Entah sejak kapan dia ada disini dan berapa banyak yang telah didengarnya.
“Iya,”
Ify mengangguk mantap, ekspresinya dingin tak tertebak. Otaknya sedang
‘berputar’ dengan kecepatan maksimal, mencari celah agar ia bisa lolos dari
keadaan ini, “Iya, orang itu Rio,” lanjutnya.
Cakra
terlihat bingung, memandang putrinya dan Rio secara bergantian. Laki-laki itu
melepas kaca matanya, wajahnya terlihat sangat letih, ia menghela napas berat
lalu berkata, “Kalian selesaikan dulu urusan kalian berdua,” Cakra beranjak
pergi.
“Nggak,”
tukas Ify, “Papa nggak perlu pergi, ini akan segera selesai,” tangan Ify
bergetar, berikut kaki dan sekujur tubuhnya. Perutnya melilit yang tidak ada
hubungannya dengan rasa lapar, “Ify suka Rio. Tapi…itu dulu. Duluuu sekali.
Sekarang… sekarang…” Ify mengepal tangannya kuat-kuat, ia butuh kekuatan yang
ekstra untuk melanjutkan kalimatnya, “Sekarang yang Ify suka Alvin, Pa,”
tandasnya seraya menunduk.
Kalimat itu akhirnya
meluncur dari bibir tipis Ify.
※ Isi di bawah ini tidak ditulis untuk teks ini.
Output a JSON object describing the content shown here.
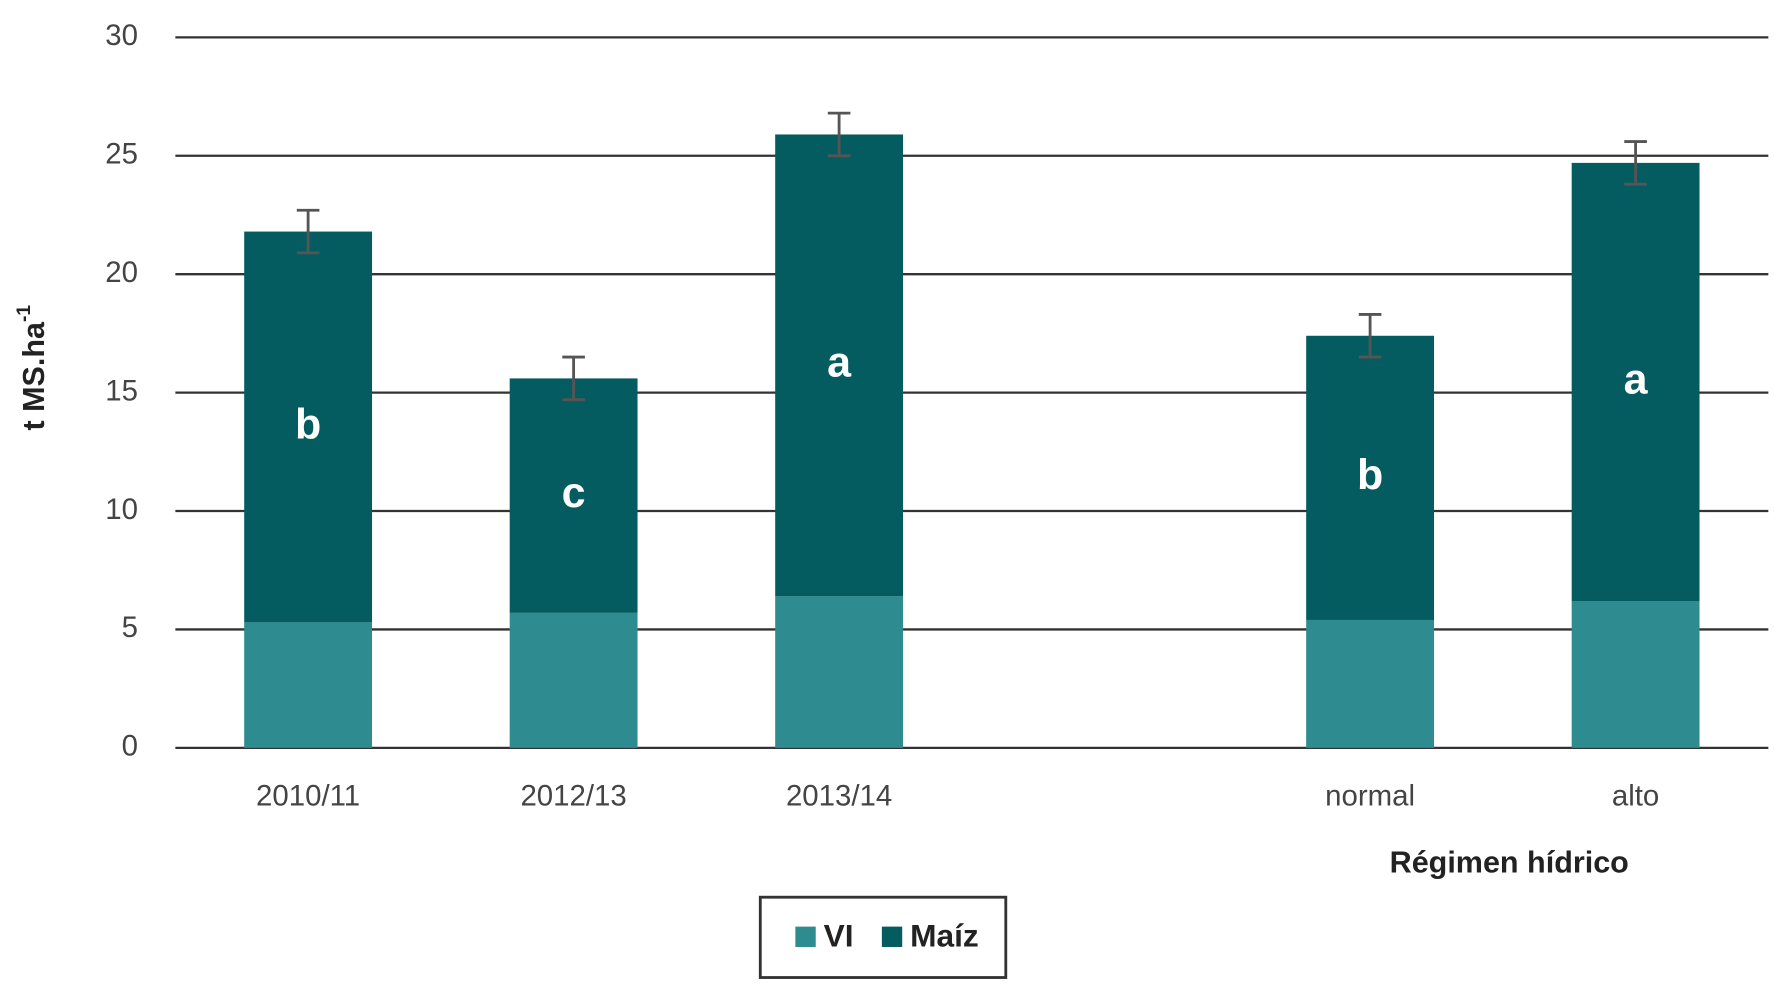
{
  "chart_data": {
    "type": "stacked_bar",
    "ylabel": "t MS.ha",
    "ylabel_superscript": "-1",
    "group_label": "Régimen hídrico",
    "categories": [
      "2010/11",
      "2012/13",
      "2013/14",
      null,
      "normal",
      "alto"
    ],
    "series": [
      {
        "name": "VI",
        "color": "#2e8b8f",
        "values": [
          5.3,
          5.7,
          6.4,
          null,
          5.4,
          6.2
        ]
      },
      {
        "name": "Maíz",
        "color": "#055c60",
        "values": [
          16.5,
          9.9,
          19.5,
          null,
          12.0,
          18.5
        ],
        "errors": [
          0.9,
          0.9,
          0.9,
          null,
          0.9,
          0.9
        ],
        "letters": [
          "b",
          "c",
          "a",
          null,
          "b",
          "a"
        ]
      }
    ],
    "ylim": [
      0,
      30
    ],
    "yticks": [
      0,
      5,
      10,
      15,
      20,
      25,
      30
    ],
    "grid": true
  }
}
Kebohongan-kebohongan yang lalu, kini telah
beranak-pinak dan meminta untuk terus-menerus ditutupi dengan
kebohongan-kebohongan yang lainnya. Ify terlalu takut, Ify takut untuk
mengatakan segalanya. Ify takut jika ia berkata jujur, ia akan menyakiti hati
Sang Papa. Ia tidak ingin membuat Papanya semakin kecewa. Ify juga takut jika
ia mengatakan segala kebenaran yang ada dalam hatinya, maka Rio akan menjauhinya.
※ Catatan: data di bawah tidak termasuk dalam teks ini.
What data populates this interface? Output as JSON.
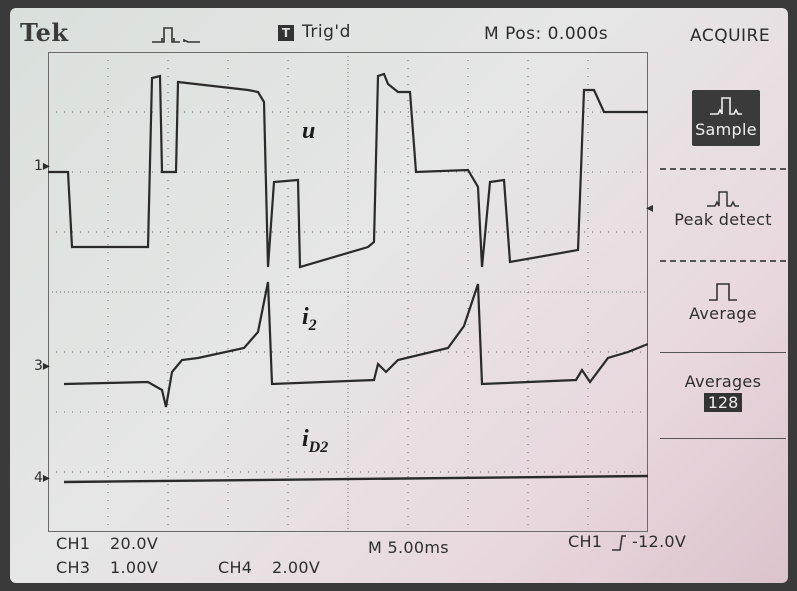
{
  "topbar": {
    "brand": "Tek",
    "trigger_box": "T",
    "trigger_status": "Trig'd",
    "mpos": "M Pos: 0.000s",
    "menu_title": "ACQUIRE"
  },
  "menu": {
    "items": [
      {
        "label": "Sample",
        "selected": true,
        "icon": "sample-waveform-icon"
      },
      {
        "label": "Peak detect",
        "selected": false,
        "icon": "peak-detect-icon"
      },
      {
        "label": "Average",
        "selected": false,
        "icon": "average-pulse-icon"
      },
      {
        "label": "Averages",
        "value": "128"
      }
    ]
  },
  "traces": {
    "u_label": "u",
    "i2_label": "i",
    "i2_sub": "2",
    "iD2_label": "i",
    "iD2_sub": "D2",
    "ch1_marker": "1",
    "ch3_marker": "3",
    "ch4_marker": "4"
  },
  "bottom": {
    "ch1": "CH1",
    "ch1_scale": "20.0V",
    "ch3": "CH3",
    "ch3_scale": "1.00V",
    "ch4": "CH4",
    "ch4_scale": "2.00V",
    "timebase": "M 5.00ms",
    "trigger_info": "CH1",
    "trigger_level": "-12.0V"
  },
  "colors": {
    "trace": "#2a2a2a",
    "grid": "#6a6a6a",
    "selected_bg": "#3a3a3a"
  }
}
Bagi Ify, Rio sudah sangat baik hati dengan mau menjadi sahabatnya. Ia tidak
ingin dianggap memanfaatkan kebaikan hati Rio dengan berharap hubungan yang
lebih dari sekedar sahabat baik Rio.
Biar. Biarlahakan ia
bendung segenap perasaan yang mengalir kian deras setiap harinya. Biar perasaan
itu menenggelamkan dirinya sendiri saja. Meski dengan tanggul-tanggul berbahan
dasar kebohongan, Ify tidak akan membiarkan perasaannya merembes setetespun.
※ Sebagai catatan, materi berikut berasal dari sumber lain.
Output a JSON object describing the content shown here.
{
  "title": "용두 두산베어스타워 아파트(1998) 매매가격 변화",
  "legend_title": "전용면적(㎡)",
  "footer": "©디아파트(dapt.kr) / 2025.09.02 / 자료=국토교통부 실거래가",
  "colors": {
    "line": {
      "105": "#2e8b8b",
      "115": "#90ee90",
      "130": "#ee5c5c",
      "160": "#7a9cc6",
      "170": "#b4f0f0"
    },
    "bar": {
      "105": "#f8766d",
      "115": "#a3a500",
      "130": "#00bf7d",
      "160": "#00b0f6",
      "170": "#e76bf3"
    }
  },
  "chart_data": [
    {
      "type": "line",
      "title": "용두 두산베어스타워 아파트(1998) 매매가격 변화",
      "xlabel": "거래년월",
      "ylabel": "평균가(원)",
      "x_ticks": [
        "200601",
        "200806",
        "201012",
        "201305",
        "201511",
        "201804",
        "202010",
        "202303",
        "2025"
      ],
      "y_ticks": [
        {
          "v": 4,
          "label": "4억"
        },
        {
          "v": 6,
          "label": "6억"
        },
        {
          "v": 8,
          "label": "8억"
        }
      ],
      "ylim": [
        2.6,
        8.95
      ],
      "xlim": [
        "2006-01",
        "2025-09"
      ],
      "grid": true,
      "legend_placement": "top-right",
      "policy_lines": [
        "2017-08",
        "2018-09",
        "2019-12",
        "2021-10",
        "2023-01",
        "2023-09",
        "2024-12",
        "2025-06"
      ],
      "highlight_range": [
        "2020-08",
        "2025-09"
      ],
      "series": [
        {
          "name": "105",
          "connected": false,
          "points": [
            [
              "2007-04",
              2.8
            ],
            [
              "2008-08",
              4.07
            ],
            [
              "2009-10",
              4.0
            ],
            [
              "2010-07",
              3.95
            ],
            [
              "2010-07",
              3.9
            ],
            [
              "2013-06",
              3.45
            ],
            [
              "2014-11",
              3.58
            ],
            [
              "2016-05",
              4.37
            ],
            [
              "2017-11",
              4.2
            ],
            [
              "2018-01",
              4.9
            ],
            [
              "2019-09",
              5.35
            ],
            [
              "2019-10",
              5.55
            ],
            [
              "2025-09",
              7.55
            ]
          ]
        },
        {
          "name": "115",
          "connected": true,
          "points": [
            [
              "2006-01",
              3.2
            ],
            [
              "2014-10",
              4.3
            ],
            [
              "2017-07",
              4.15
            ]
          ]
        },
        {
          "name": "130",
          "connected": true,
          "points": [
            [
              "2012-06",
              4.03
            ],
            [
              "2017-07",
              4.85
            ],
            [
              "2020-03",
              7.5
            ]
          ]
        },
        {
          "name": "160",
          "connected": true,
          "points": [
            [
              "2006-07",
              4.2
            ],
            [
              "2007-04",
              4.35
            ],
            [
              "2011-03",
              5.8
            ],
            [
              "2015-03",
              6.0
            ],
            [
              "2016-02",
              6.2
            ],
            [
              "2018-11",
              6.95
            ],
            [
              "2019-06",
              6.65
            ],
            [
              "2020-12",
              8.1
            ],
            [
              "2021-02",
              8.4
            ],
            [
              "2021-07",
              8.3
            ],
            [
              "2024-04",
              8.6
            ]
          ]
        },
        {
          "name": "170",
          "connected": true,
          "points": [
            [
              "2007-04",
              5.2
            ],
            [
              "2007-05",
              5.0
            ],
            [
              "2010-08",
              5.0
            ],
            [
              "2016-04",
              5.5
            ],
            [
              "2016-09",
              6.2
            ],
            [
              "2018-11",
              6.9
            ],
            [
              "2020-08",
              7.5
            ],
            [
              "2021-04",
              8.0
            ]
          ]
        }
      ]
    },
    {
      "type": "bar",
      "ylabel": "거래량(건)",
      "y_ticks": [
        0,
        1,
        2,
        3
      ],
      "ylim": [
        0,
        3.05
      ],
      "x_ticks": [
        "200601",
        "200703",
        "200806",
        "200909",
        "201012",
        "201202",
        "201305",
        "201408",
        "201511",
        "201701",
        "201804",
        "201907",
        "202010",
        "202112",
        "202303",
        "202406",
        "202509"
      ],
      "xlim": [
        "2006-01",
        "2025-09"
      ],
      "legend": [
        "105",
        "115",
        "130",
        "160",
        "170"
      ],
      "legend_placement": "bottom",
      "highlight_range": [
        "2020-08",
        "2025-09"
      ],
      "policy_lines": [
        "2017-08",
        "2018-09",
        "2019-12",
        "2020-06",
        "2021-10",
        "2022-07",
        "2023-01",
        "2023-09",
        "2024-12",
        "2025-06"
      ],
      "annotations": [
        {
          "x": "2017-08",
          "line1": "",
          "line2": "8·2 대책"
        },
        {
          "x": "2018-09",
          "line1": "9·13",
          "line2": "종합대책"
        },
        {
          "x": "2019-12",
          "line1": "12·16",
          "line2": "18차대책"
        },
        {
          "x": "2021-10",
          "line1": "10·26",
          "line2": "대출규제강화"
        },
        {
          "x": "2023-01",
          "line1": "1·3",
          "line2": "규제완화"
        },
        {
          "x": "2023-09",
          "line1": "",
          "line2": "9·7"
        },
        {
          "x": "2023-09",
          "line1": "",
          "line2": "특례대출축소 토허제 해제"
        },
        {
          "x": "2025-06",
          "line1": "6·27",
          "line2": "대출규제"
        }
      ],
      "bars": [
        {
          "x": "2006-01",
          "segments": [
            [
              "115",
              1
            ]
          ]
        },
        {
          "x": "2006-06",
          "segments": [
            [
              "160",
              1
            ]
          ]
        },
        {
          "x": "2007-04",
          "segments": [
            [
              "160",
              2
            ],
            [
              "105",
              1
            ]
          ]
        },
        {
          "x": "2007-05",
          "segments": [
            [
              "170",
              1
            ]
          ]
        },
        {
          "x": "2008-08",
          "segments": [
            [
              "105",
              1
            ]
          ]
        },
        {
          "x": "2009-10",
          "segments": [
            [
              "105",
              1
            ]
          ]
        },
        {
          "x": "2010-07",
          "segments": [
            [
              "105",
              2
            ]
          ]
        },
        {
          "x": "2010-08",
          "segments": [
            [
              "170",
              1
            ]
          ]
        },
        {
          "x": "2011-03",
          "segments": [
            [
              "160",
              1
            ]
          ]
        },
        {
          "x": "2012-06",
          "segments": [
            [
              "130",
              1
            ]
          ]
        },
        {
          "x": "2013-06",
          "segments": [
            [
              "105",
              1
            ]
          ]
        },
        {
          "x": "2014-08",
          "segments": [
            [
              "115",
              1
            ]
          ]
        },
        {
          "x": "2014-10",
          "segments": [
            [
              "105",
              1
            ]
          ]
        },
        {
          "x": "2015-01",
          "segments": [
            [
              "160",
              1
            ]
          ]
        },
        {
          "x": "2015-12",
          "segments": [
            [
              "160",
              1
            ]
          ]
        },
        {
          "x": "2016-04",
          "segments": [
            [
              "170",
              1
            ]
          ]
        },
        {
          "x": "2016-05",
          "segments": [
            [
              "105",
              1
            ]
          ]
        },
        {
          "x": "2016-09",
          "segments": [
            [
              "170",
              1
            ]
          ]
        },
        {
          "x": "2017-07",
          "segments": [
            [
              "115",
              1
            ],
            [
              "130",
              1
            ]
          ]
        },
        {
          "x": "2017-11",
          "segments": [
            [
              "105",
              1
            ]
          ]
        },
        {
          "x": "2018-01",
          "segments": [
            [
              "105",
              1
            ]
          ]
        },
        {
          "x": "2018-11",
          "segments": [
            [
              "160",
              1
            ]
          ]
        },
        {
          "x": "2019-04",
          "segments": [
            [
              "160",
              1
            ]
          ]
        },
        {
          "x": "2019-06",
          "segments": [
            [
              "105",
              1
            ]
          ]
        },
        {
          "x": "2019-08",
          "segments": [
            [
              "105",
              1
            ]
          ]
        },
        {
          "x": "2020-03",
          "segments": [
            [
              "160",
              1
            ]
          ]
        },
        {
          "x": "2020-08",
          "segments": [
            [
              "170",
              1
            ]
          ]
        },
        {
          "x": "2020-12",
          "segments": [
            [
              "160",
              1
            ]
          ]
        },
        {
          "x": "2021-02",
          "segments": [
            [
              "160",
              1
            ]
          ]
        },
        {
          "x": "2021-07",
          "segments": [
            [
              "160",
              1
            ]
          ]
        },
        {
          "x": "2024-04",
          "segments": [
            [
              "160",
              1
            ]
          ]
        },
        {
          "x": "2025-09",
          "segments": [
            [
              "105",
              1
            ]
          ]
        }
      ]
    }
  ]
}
“Ify suka Alvin Pa, karena itu Ify
setuju dengan perjodohan Ify dan Alvin,” suara Ify melunak, pandangan matanya
sayu.
Tidak,
teriak Rio dalam hatinya. Bukankah tempo hari Ify bilang pada Rio kalau ada
orang lain yang Ify sukai dan itu bukan Alvin. Itu berarti Ify berbohong. Tapi
perkataan mana yang bohong. Ucapannya tempo hari pada Rio atau ucapannya hari
ini pada Papanya. Rio tetap mematung di tempatnya, belum saatnya ia bicara.
“Papa apapun yang Papa minta akan Ify
turuti, apapun itu asalkan Papa bahagia pasti Ify lakukan buat Papa,” Ify
mengusap air mata yang membentuk aliran di kedua pipinya, “Seumur hidup Ify,
Ify tidak pernah dan tidak ingin membantah Papa, tapi Pa, Ify mohon kali ini
saja izinkan Ify tetap menulis. Ify bakal tetap jadi dokter kayak yang Papa
mau. Nulis itu hobi Ify Pa dan Ofy sama sekali nggak akan jadiin itu profesi.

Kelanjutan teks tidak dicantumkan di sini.